Les perspectives sont également bonnes d’ici 2020, souligne l’analyste. En 2018, les revenus annuels ont totalisé 1,4 G$ US. En 2019, Marissa Garza les voit atteindre 1,7 G$ US, soit un bond de 21,4 %. C’est pourquoi elle estime que le titre s’appréciera de près de 16 % dans les 12 prochains mois.
Pour sa part, Nikolaj Lippmann, analyste chez Morgan Stanley, demeure prudent par rapport à IEnova. « Malgré de solides résultats et de nombreuses occasions de croissance, les défis dans le domaine abondent », dit-il.

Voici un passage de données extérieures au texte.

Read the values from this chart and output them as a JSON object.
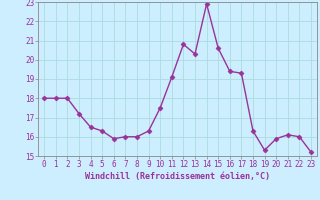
{
  "x": [
    0,
    1,
    2,
    3,
    4,
    5,
    6,
    7,
    8,
    9,
    10,
    11,
    12,
    13,
    14,
    15,
    16,
    17,
    18,
    19,
    20,
    21,
    22,
    23
  ],
  "y": [
    18.0,
    18.0,
    18.0,
    17.2,
    16.5,
    16.3,
    15.9,
    16.0,
    16.0,
    16.3,
    17.5,
    19.1,
    20.8,
    20.3,
    22.9,
    20.6,
    19.4,
    19.3,
    16.3,
    15.3,
    15.9,
    16.1,
    16.0,
    15.2
  ],
  "line_color": "#993399",
  "marker": "D",
  "marker_size": 2.5,
  "line_width": 1.0,
  "bg_color": "#cceeff",
  "grid_color": "#aadddd",
  "xlabel": "Windchill (Refroidissement éolien,°C)",
  "xlabel_color": "#993399",
  "tick_color": "#993399",
  "ylim": [
    15,
    23
  ],
  "xlim": [
    -0.5,
    23.5
  ],
  "yticks": [
    15,
    16,
    17,
    18,
    19,
    20,
    21,
    22,
    23
  ],
  "xticks": [
    0,
    1,
    2,
    3,
    4,
    5,
    6,
    7,
    8,
    9,
    10,
    11,
    12,
    13,
    14,
    15,
    16,
    17,
    18,
    19,
    20,
    21,
    22,
    23
  ],
  "tick_fontsize": 5.5,
  "xlabel_fontsize": 6.0
}
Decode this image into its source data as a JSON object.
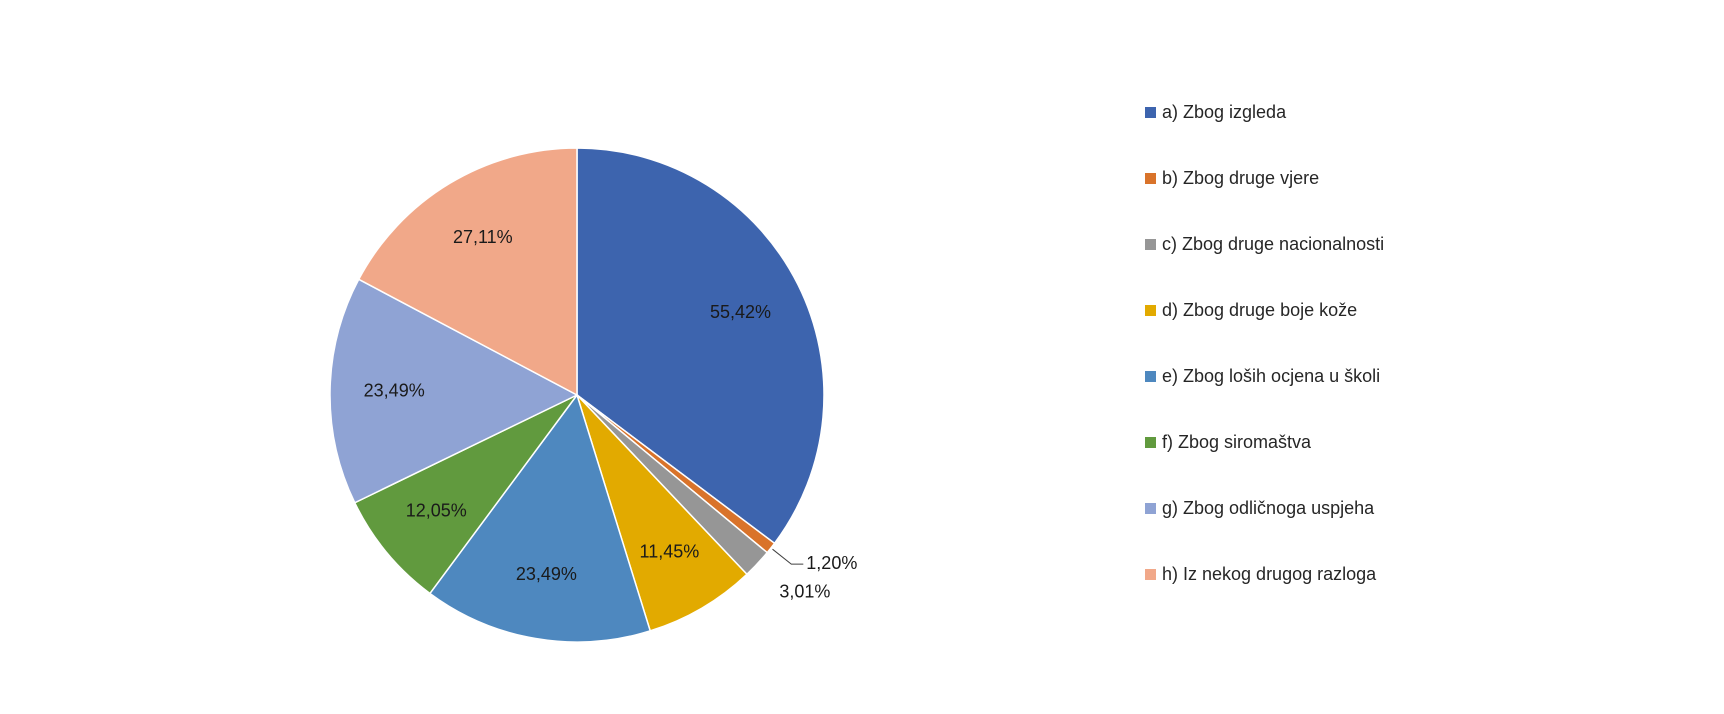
{
  "chart_data": {
    "type": "pie",
    "title": "",
    "legend_position": "right",
    "slices": [
      {
        "label": "a) Zbog izgleda",
        "value": 55.42,
        "value_label": "55,42%",
        "color": "#3D64AE"
      },
      {
        "label": "b) Zbog druge vjere",
        "value": 1.2,
        "value_label": "1,20%",
        "color": "#D9732A"
      },
      {
        "label": "c) Zbog druge nacionalnosti",
        "value": 3.01,
        "value_label": "3,01%",
        "color": "#969696"
      },
      {
        "label": "d) Zbog druge boje kože",
        "value": 11.45,
        "value_label": "11,45%",
        "color": "#E2AA00"
      },
      {
        "label": "e) Zbog loših ocjena u školi",
        "value": 23.49,
        "value_label": "23,49%",
        "color": "#4E88BF"
      },
      {
        "label": "f) Zbog siromaštva",
        "value": 12.05,
        "value_label": "12,05%",
        "color": "#619A3E"
      },
      {
        "label": "g) Zbog odličnoga uspjeha",
        "value": 23.49,
        "value_label": "23,49%",
        "color": "#8FA3D4"
      },
      {
        "label": "h) Iz nekog drugog razloga",
        "value": 27.11,
        "value_label": "27,11%",
        "color": "#F1A889"
      }
    ]
  }
}
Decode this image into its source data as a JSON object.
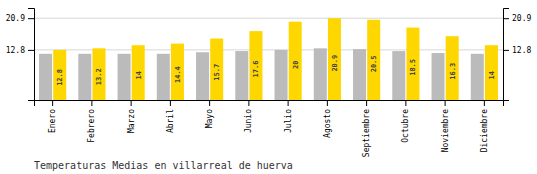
{
  "chart_data": {
    "type": "bar",
    "title": "Temperaturas Medias en villarreal de huerva",
    "categories": [
      "Enero",
      "Febrero",
      "Marzo",
      "Abril",
      "Mayo",
      "Junio",
      "Julio",
      "Agosto",
      "Septiembre",
      "Octubre",
      "Noviembre",
      "Diciembre"
    ],
    "series": [
      {
        "color": "#BBBBBB",
        "values": [
          11.8,
          11.8,
          11.8,
          11.8,
          12.2,
          12.5,
          12.8,
          13.2,
          13.0,
          12.5,
          12.0,
          11.8
        ]
      },
      {
        "color": "#FFD700",
        "values": [
          12.8,
          13.2,
          14.0,
          14.4,
          15.7,
          17.6,
          20.0,
          20.9,
          20.5,
          18.5,
          16.3,
          14.0
        ],
        "data_labels": true
      }
    ],
    "ylim": [
      0,
      23.5
    ],
    "yticks": [
      12.8,
      20.9
    ],
    "y2lim": [
      0,
      23.5
    ],
    "y2ticks": [
      12.8,
      20.9
    ],
    "grid": true
  }
}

Or, selon lui, le marché sous-estime les vents de face, notamment en ce qui a trait à l’incertitude concernant la vision long terme du gouvernement dans le secteur de l’énergie. « Les actions d’IEnova ont davantage été échangées à la suite de manchettes sur les politiques macroéconomiques et énergétiques que sur les fondamentaux ou les occasions de croissance. Et, sans une vision claire du programme énergétique du gouvernement, cela devrait continuer à être le cas à court terme », affirme-t-il.